Si tu planifies douze volumes de BD à un moment de ta vie et qu’ensuite tu ne fais plus que « dé-zipper » ce que tu as imaginé à ce moment-là, ça peut devenir pesant…

Peut-être qu’entretemps tu as changé d’avis, que tu as eu de nouvelles expériences dans la vie que tu as envie de mettre dans ta BD – et que tu es bloqué parce que tu as déjà tout figé.

Ils voulaient éviter ça. Ils ont des idées générales, je crois qu’ils ont l’idée de la fin. Maintenant, encore une fois, je pense qu’il y a des choses qui ont été un peu chamboulées par la série animée. Cela n’a pas changé toute leur vision de fond en comble, mais je pense qu’il y a des éléments venus de la série qui les ont inspirés pour la fin, et pour des éléments qui apparaissent en ce moment dans la BD. Le tome 10 sort prochainement, et je crois qu’il a à voir entre les deux histoires.

Le tome 10 de la BD Lastman sort fin août. Il contiendra un code permettant de regarder gratuitement pendant un mois les séries de Studio+, dont Lastman.

Dans la bande dessinée Lastman, il y a moins d’éléments fantastiques que ceux que tu développes dans la série
Le principe du fantastique – tel qu’il est amené dans la série animée – vient d’une contrainte : dans la bande dessinée, il y a une part de fantastique du fait qu’il y a deux univers parallèles dans lesquels on voyage constamment.

L’une des idées de départ de Bastien Vivès, c’était de faire un Richard Aldana qui voyage de monde en monde jusqu’à arriver dans la Vallée des Rois.

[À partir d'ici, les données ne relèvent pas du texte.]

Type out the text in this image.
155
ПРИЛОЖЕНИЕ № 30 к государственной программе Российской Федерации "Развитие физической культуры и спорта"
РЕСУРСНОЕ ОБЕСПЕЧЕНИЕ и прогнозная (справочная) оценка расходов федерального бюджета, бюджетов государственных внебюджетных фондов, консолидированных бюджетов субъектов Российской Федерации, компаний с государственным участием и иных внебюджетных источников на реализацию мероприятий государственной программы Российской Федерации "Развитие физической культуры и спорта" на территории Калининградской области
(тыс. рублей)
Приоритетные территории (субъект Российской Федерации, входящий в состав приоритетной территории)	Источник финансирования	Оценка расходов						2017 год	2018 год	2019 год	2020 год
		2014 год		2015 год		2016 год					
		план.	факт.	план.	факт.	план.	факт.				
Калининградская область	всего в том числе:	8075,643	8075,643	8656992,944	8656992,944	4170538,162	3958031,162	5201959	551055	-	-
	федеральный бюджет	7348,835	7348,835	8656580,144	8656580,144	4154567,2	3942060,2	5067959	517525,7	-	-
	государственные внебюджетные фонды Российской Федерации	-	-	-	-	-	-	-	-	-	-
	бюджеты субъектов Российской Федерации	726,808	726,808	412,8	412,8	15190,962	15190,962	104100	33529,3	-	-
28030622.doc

J’ai pensé que ce n’était pas possible, parce que ça allait coûter très cher… A chaque épisode, il fallait repenser tout l’univers, ça aurait demandé un temps monstrueux aux décorateurs. Ça avait un côté un peu One Piece, sauf que dans One Piece, chaque île correspond à une, deux ou trois saisons, donc ils ont le temps d’exploiter sous tous les angles tous les décors qu’ils ont créés.

Le générique des premiers épisodes de One Piece.

Il y a un parallèle entre One Piece et vous, c’est que Oda, l’auteur de One Piece, a créé un univers cohérent qui lui permet de dessiner TOUT ce qu’il kiffe. S’il veut mettre des vampires, des ninjas ou des guerriers du futur ensemble, ça passe. Je trouve que, justement, l’univers de Lastman permet aussi ça. Il y a plein de portes qui sont ouvertes mais il y a une cohérence, même quand des mafieux côtoient des chevaliers et des monstres…
Tant mieux ! Cela pouvait être une crainte, effectivement, que ce soit un bordel incompréhensible.

Dans la série animée, j’ai essayé de réunir les éléments qui me plaisaient à titre personnel. Je suis un peu moins heroic fantasy que les autres… Pour rejoindre ce que je disais tout à l’heure, je leur ai dit qu’il fallait une unité de lieu.

Pour la série animée, on se limite donc à une ville : Paxtown, la ville de Richard.

Quelques uns des décors de Paxtown créés pour la série Lastman.

Et on fait venir à lui l’élément fantastique non pas par des paysages, des décors et des machins, mais par des personnages. Comme ça, on peut développer plusieurs personnages avec des pouvoirs différents pour qu’il y ait un peu de renouveau.

C’est plutôt comme ça que s’est concentré le fantastique. Ça nous a assez vite fait penser à Buffy ou ce genre de série, avec la formule « le monstre de la semaine », mais qu’on a essayé de casser un peu, parce qu’on a mêlé différentes arches dramatiques. On a ajouté le principe de la compétition, le principe de l’enquête de police…

Le mélange fonctionne plutôt bien dans le dessin animé, dans la mesure où il se déroule dans un monde qui ressemble au nôtre. C’est une espèce de parodie du nôtre, une ville occidentalo-bordel dans laquelle, forcément, il y a de la mafia – comme il y en a pour de vrai. Donc c’est crédible ensemble.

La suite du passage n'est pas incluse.